Later that day, Rachel and I decided we would explore Accra since it was still fairly early in the day. We didn’t think there would be any harm in taking the SAS facilitated bus from Tema to Accra and then walk around Accra for a bit. Of course we were wrong. We got onto the huge bus to find only four other girls on it. As we were driving along, our bus driver started to drive really fast even though there was another truck on the road and there wasn’t enough room for both vehicles to fit. The right mirror of the bus was destroyed. We pulled over and the two drivers started to verbally fight, but they worked it out in the end.

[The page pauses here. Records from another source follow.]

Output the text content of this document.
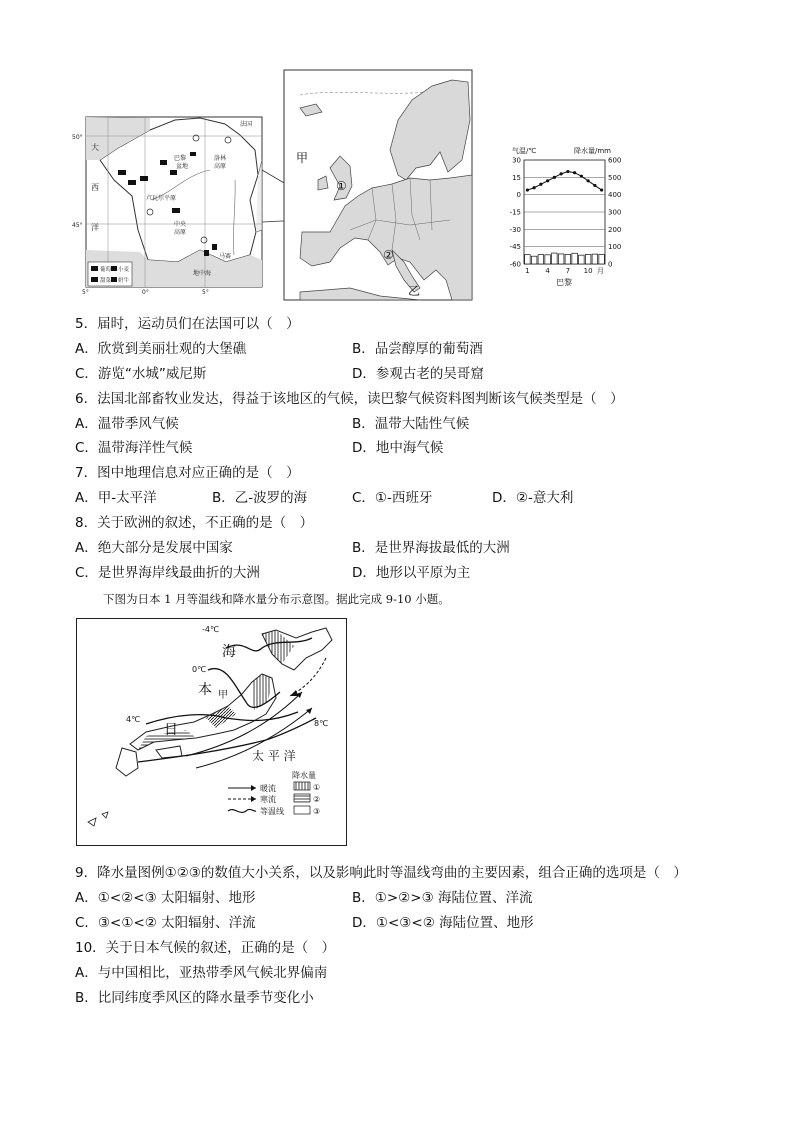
法国
50°
45°
5°	0°	5°
大
西
洋
地中海
巴黎
盆地
洛林
高原
中央
高原
马赛
卢瓦尔平原
葡萄 小麦
甜菜 奶牛
甲
乙
①
②
气温/℃	降水量/mm
巴黎
30
15
0
-15
-30
-45
-60
600
500
400
300
200
100
0
1 4 7 10 月
5．届时，运动员们在法国可以（　）
A．欣赏到美丽壮观的大堡礁	B．品尝醇厚的葡萄酒
C．游览“水城”威尼斯	D．参观古老的吴哥窟
6．法国北部畜牧业发达，得益于该地区的气候，读巴黎气候资料图判断该气候类型是（　）
A．温带季风气候	B．温带大陆性气候
C．温带海洋性气候	D．地中海气候
7．图中地理信息对应正确的是（　）
A．甲-太平洋	B．乙-波罗的海	C．①-西班牙	D．②-意大利
8．关于欧洲的叙述，不正确的是（　）
A．绝大部分是发展中国家	B．是世界海拔最低的大洲
C．是世界海岸线最曲折的大洲	D．地形以平原为主
下图为日本 1 月等温线和降水量分布示意图。据此完成 9-10 小题。
-4℃
0℃
4℃	8℃
海
本
日
甲
太 平 洋
暖流
寒流
等温线
降水量
①
②
③
9．降水量图例①②③的数值大小关系，以及影响此时等温线弯曲的主要因素，组合正确的选项是（　）
A．①<②<③ 太阳辐射、地形	B．①>②>③ 海陆位置、洋流
C．③<①<② 太阳辐射、洋流	D．①<③<② 海陆位置、地形
10．关于日本气候的叙述，正确的是（　）
A．与中国相比，亚热带季风气候北界偏南
B．比同纬度季风区的降水量季节变化小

It was about an hour drive to Accra. We were so happy to finally make it, but literally the second we stepped off the bus, we were swarmed by young, Ghanian men. We tried to walk to the bank, but the walked right with us. They were all attempting to sell us stuff. They would make you hold one of their items and they wouldn’t let you give it back, hoping this way they could make you pay for it. I could shake off most of them, but after 30 minutes of caring around painting, I ended up buying it because the guy was annoying me so much. Right when we had gotten off the bus, Semester at Sea girls had said good luck to us, but we didn’t know why until that moment. We eventually were able to ditch them, except for one guy. Supposedly he was a professional tennis player so that was why he was the only person who wasn’t trying to make us buy something. We had a few hours until the bus came back, but we were eager to leave and it was getting dark, so we took a taxi back. It took 2.5 hours to get back to Tema because of the traffic. Once we got back on the ship everyone had the same experience and was feeling as overwhelmed as we felt.

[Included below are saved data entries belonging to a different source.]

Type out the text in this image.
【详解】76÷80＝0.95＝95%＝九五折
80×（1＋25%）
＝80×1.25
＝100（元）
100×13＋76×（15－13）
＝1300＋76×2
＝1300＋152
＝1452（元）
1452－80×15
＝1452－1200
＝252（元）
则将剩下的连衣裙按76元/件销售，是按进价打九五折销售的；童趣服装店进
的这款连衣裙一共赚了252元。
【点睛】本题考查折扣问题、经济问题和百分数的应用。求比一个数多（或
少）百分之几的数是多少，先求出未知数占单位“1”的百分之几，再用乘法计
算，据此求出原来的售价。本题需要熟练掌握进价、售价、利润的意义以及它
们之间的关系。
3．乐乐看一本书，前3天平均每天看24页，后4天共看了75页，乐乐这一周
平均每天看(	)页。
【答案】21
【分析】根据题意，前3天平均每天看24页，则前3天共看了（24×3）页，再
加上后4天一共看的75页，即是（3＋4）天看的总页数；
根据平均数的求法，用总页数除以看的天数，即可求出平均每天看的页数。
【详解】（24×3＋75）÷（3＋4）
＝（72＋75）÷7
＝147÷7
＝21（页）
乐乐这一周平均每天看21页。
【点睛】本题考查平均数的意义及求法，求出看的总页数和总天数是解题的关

While I was in Ghana, I was able to work on a “Habitat for Humanity” project through SAS. We drove 2 hours out of Tema to a small, remote village. It was so interesting to see a village outside of the city. The people were so friendly and accepting there. An older man gave me his oranges throughout the day and an older woman offered me chicken, but I sadly had to decline because we were warned not to eat most of the local food. Our project was to build the foundation of two houses. Their “mortar” was merely a mix of dirt and water. It was hard-work, especially in the hot African sun, but well worth it. We were all so proud of ourselves once we were done. I don’t think I’ve ever been so dirty and sweaty in my life. Unlike the Ghanians though, we could simply get back on the ship and take a shower.
The last day I had a field lab with my class. We went to two slave castles and dungeons in Ghana. A majority of the slaves who were sent to the Americas came from Ghana. The first stop was at Cape Coast castle. It was a shocking experience when our tour guide would take us down into pitch-black rooms with no ventilation. He then told us that hundreds of people lived in the room that we were standing in with only 40 people and that felt overwhelming. We saw the famous “Door of No Return” which is the small door that all the slaves walked out of when they were said goodbye to their home forever.
After the first castle, we had another Ghanian feast on the beach. This one was just as good, but we also got chocolate ice cream. So yummy! Then we went to the Elimina Castle. There was a room in the slave castle that was full of bats; it was so gross! Seeing the slave castles was a very powerful experience. It’s hard to grasp that millions of people were tortured there. The people could not leave the dark rooms, so the rooms would fill up with poop and pee. The ground was originally brick, but because of all the human waste, it is now black. Also the women were treated horribly. The European men would chose who they wanted to rape and if a woman fought back, she was chained outside and beaten. Many of the African slaves were impregnated, so they were set to live outside the slave castles in a village until their child was five, then they were set back to the slave castles. This is why many Ghanians have European last names.
I feel so fortunate that I was able to experience Ghana. It’s still difficult to process that I was in Africa. Africa! And what makes it even more exciting is that we were in the center of the world. Ghana is the most central country on the globe.